Cannot publish version X.Y.Z: version already exists — npm and PyPI reject re-publishing an existing version. This happens when the git tag was reused or info.version did not change. Bump the version (derive it from the tag, as in the workflow above) and re-tag; never delete-and-republish a public version.

Unresolved $ref / fern check fails on a valid-looking spec — Fern resolves the spec from the fern/ directory, so relative $ref paths that work in your editor may break. Bundle the spec to a single file first and point the generator at the bundle, or move referenced files under fern/openapi/ so the relative paths resolve from Fern’s working directory. If you maintain the spec elsewhere in the repo, bundle it into fern/openapi/ as a build step rather than referencing it across directories.

Awkward method names survive every override — if client.getUserById persists after adding x-fern-sdk-method-name, the extension is almost always on the wrong node (it belongs on the operation, not the path item or a response) or the spec being generated is a stale bundle that predates the edit. Confirm the extension placement, rebundle, and re-run fern check; the override only takes effect when it is present in the document Fern actually reads.

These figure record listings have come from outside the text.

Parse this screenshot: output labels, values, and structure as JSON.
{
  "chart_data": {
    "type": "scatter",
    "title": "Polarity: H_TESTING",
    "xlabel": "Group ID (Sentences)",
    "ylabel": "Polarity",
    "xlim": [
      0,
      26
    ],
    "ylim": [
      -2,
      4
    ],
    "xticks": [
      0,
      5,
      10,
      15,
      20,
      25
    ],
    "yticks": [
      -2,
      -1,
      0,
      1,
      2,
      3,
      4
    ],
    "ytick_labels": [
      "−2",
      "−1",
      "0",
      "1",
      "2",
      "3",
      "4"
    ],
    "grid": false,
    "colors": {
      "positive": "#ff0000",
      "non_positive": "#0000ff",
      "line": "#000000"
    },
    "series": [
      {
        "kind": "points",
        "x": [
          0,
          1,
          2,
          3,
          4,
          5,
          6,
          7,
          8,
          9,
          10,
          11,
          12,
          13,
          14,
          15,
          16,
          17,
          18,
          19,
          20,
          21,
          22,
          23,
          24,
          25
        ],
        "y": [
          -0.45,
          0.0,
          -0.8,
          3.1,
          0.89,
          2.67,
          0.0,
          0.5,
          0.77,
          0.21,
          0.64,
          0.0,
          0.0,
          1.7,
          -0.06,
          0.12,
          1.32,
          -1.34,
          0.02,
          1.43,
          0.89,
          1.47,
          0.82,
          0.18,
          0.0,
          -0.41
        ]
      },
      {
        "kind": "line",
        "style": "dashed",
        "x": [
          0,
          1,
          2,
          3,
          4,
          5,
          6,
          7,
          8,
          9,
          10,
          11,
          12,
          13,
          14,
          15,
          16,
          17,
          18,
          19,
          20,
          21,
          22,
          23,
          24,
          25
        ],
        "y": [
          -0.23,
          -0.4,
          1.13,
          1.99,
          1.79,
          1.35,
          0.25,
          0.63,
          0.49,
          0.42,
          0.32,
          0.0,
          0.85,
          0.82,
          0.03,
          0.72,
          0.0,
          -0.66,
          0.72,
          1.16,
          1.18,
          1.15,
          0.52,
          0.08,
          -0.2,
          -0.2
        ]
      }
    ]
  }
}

Generated code drifts from the spec after a manual edit — someone hand-edited the SDK output and the next fern generate reverted it, or worse, a publish shipped the edited version once and the regenerated version later. Generator output is disposable; never edit it. Push the behaviour you need into the spec, an overrides overlay, or a generator config key so it survives regeneration.

FAQ

Do I need a Fern Definition or can I keep my OpenAPI spec?

You can keep your OpenAPI spec. Fern imports OpenAPI 3.x directly through the api block in generators.yml, so the spec stays the single source of truth and the Fern Definition is optional. Adopt the Fern Definition only if you need API features OpenAPI cannot express.

How does Fern avoid ugly generated names like InlineResponse200?

Fern reads operationId, tags, and schema names to build idiomatic method and type names, and you can override any remaining awkward names with x-fern-sdk-method-name and similar extensions in the spec. Naming the operations and schemas well in the spec gives clean SDKs for free.

Can Fern publish to npm and PyPI automatically?

Yes. Set output.location to npm, pypi, maven, or a Go repo in generators.yml and pass the registry tokens as environment variables, then fern generate publishes versioned packages without manual steps. Drive the version from your git tag so the registry and release stay aligned.

Is the local SDK output the same code that gets published?

Yes. fern generate --local writes the exact package that the hosted generators would publish, so you can inspect, run tests against, and commit the output before turning on publishing. Use --preview for a build-only dry run when you want the version report without writing all files.